The company’s operating numbers did not look weak. REA reported third-quarter revenue of A$398 million, up 11% excluding mergers and acquisitions, and EBITDA excluding associates of A$220 million, up 16%; EBITDA means earnings before interest, tax, depreciation and amortisation, a measure of operating profit.
Chief Executive Cameron McIntyre said the result was helped by double-digit revenue growth in Australian businesses and strong yield growth in residential listings. He said listing activity in Sydney and Melbourne “remained strong” and that REA was “well positioned” in a more balanced market.
The April listings report gave some support to that view. REA said national new buy listings were up 19.4% from a year earlier, with Sydney up 25.0%, Melbourne up 19.6% and Brisbane up 31.6%; total stock on market was still down 5.3%, a sign supply remains tight in parts of the market.

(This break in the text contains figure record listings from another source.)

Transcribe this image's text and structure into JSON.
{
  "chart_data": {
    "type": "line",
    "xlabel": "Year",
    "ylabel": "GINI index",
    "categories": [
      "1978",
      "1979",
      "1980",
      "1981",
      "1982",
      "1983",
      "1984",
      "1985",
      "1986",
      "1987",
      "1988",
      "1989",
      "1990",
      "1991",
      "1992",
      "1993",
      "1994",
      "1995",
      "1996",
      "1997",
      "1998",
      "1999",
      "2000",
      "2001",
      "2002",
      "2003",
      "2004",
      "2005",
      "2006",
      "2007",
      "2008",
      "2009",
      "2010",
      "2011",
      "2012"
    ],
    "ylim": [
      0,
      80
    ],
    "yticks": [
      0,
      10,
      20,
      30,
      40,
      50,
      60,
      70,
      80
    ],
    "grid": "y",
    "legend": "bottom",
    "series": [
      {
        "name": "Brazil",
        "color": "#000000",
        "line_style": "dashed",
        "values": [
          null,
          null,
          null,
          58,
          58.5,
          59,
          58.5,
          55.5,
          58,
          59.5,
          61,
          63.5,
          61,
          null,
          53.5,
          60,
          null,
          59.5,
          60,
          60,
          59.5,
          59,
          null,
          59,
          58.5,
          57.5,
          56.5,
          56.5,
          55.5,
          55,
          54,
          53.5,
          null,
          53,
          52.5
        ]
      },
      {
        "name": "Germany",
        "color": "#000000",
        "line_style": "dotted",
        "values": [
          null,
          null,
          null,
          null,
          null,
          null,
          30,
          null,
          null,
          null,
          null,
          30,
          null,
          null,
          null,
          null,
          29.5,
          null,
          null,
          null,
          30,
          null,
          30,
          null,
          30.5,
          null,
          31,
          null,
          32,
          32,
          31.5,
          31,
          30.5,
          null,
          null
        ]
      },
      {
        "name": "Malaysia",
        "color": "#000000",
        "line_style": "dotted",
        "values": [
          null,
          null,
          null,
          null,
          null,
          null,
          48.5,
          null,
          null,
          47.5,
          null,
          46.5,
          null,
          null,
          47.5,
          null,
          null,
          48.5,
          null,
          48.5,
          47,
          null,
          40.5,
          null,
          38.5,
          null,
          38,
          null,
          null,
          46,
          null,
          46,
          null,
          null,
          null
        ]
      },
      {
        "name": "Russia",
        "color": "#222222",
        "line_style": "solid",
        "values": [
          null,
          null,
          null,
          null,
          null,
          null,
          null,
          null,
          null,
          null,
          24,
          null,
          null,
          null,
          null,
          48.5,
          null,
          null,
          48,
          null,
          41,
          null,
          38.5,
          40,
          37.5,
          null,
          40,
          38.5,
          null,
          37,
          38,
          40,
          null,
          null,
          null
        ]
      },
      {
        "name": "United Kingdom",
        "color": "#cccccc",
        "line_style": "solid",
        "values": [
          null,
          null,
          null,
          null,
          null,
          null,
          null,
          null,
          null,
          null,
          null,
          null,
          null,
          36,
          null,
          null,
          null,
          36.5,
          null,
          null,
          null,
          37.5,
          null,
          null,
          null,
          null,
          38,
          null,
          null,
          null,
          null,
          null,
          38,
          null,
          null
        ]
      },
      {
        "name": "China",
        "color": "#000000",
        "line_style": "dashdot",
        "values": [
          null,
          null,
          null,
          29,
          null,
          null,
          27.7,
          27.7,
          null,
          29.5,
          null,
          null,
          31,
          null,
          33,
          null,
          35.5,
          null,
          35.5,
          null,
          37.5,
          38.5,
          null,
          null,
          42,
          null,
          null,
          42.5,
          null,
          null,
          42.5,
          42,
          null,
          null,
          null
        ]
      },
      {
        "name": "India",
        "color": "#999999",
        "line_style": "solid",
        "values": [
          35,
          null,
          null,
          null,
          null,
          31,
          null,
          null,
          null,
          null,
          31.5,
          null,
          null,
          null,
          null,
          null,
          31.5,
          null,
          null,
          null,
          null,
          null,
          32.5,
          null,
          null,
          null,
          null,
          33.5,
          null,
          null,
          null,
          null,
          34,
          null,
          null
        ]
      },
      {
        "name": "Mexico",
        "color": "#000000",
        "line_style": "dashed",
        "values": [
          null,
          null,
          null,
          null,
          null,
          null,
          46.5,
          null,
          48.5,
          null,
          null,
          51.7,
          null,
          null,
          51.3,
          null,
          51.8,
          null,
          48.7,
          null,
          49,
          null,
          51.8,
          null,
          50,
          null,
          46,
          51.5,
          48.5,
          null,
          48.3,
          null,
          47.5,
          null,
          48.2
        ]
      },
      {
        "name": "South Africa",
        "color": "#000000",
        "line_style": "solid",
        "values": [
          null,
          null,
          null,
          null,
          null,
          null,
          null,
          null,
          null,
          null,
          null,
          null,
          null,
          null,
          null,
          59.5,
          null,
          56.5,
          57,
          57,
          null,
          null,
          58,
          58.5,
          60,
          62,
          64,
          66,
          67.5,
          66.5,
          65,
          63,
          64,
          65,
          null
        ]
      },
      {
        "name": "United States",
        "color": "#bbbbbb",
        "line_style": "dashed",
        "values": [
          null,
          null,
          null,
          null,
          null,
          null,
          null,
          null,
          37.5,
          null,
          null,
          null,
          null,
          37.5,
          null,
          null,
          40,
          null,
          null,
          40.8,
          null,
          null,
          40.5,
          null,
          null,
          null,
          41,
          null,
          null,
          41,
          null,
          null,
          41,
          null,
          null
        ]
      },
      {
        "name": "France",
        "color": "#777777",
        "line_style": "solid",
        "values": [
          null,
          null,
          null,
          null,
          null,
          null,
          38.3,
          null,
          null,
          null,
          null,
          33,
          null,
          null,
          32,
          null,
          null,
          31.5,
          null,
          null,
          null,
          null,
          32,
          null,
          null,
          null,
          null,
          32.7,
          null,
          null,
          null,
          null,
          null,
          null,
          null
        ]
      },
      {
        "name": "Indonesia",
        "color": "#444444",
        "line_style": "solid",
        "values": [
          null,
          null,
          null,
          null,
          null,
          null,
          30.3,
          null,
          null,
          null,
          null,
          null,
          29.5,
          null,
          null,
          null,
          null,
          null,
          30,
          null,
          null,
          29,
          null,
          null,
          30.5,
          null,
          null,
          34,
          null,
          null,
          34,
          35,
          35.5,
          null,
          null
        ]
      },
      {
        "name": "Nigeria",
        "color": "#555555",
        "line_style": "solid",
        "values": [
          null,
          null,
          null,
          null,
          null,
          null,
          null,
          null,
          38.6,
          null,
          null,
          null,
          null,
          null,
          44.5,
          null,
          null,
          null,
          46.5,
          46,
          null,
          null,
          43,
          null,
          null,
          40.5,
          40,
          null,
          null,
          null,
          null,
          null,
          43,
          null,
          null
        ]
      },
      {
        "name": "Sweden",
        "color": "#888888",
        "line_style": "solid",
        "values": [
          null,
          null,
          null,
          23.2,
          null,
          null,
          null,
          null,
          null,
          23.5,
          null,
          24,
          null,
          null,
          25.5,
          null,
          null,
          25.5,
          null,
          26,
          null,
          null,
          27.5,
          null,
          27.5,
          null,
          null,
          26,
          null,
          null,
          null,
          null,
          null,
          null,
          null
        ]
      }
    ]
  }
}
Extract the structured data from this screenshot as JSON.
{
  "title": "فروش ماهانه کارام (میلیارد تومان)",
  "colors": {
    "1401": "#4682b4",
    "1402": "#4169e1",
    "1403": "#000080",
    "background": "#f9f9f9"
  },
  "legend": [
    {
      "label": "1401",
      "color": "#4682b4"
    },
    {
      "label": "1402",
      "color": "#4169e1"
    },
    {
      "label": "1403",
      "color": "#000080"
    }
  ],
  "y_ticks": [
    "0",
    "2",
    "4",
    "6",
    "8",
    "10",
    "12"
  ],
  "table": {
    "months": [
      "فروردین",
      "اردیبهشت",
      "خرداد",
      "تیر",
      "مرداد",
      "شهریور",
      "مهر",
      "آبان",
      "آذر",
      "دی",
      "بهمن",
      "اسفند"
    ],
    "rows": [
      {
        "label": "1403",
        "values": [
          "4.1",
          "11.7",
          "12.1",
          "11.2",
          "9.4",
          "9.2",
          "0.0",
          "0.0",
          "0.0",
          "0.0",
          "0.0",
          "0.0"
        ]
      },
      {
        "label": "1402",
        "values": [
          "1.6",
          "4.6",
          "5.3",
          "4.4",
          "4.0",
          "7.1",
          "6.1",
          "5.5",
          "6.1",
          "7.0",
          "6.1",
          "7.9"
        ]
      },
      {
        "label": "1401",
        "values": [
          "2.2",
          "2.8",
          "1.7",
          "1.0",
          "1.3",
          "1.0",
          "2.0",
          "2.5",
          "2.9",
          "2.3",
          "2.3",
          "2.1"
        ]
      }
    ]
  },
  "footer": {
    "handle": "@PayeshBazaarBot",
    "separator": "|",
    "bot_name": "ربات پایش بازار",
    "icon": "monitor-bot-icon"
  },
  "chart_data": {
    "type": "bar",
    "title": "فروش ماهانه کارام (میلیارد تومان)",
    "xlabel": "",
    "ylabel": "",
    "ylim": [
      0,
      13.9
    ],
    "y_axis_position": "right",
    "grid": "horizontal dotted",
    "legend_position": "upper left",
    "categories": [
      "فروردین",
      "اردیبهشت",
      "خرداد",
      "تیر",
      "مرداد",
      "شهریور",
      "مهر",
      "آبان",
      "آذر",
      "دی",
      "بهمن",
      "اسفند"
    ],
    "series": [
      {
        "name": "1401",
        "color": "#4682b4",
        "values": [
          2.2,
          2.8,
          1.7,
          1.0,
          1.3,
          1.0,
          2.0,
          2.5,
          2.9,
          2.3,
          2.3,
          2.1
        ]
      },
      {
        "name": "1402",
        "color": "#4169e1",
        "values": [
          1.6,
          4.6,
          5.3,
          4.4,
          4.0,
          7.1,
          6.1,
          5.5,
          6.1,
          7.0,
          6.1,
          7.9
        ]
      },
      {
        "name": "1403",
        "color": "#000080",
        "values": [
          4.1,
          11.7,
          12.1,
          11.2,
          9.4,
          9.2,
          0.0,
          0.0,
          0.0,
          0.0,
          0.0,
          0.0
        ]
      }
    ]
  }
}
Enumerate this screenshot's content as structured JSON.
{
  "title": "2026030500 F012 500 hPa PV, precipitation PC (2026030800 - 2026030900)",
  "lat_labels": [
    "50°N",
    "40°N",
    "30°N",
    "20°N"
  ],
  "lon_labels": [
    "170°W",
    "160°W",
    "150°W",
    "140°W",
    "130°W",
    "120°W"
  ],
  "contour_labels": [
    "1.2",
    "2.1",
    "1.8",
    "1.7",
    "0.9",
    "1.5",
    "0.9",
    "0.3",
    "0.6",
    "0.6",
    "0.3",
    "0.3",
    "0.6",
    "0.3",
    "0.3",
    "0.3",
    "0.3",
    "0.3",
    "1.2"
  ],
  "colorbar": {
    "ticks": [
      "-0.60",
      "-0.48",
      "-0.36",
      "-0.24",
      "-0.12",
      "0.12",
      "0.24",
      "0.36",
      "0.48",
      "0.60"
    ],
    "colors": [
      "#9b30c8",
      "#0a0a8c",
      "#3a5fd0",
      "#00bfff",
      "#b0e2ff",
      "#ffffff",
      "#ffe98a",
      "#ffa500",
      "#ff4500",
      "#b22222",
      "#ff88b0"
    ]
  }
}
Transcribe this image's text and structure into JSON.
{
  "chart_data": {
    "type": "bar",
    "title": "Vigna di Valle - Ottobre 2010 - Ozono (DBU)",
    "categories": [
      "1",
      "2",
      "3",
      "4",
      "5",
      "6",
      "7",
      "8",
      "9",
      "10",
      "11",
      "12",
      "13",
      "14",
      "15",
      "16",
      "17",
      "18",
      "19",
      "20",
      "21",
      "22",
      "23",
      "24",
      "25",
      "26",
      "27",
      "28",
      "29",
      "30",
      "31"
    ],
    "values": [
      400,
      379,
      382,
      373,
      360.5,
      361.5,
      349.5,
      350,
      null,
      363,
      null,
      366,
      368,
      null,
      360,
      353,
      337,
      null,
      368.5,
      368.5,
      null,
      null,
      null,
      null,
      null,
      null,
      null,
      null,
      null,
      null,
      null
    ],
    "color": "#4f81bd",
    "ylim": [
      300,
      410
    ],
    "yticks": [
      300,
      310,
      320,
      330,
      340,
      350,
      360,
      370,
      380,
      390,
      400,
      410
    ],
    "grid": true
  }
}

The catch is price. REA said residential Buy yield — broadly, more revenue from sale listings through price, product mix and add-ons — rose 14% in the quarter, helped by a 7% average Premiere+ price rise. That keeps margins healthy, but it also leaves investors watching whether agents and vendors push back if housing turnover slows.
Competition is no longer a quiet backdrop. CoStar Group completed its acquisition of Domain in August, putting deeper U.S. capital behind REA’s main Australian rival; CoStar said Domain reached an average of 7 million Australians each month, while REA reported 12.9 million average monthly visitors to realestate.com.au in its quarter. CoStar CEO Andy Florance said at the deal close the plan was to “deliver more, for less.” CoStar Group
Jefferies analyst Roger Samuel, cited by Saxo on May 11, said REA’s earlier 8% price rise after the result suggested confidence in its market position and indicated it was untroubled by CoStar-owned Domain. Last week’s sell-off puts that read back under test.
The risk case is straightforward. Interest-rate rises and global events have already weighed on broader sentiment, REA said, and a tougher Domain push could challenge pricing if agents demand cheaper advertising. India is another soft spot: Housing.com core revenue fell 3% on a constant-currency basis, while REA India revenue declined 65% including the PropTiger divestment and Housing Edge shutdown.
For the week ahead, the first marker is whether buyers defend Friday’s A$156.85 intraday low. After that, investors will watch the daily buyback notices and any sign that April’s listing rebound is carrying into May. The question is not whether REA still leads Australian property search. It is whether the market is ready to pay up for that lead again.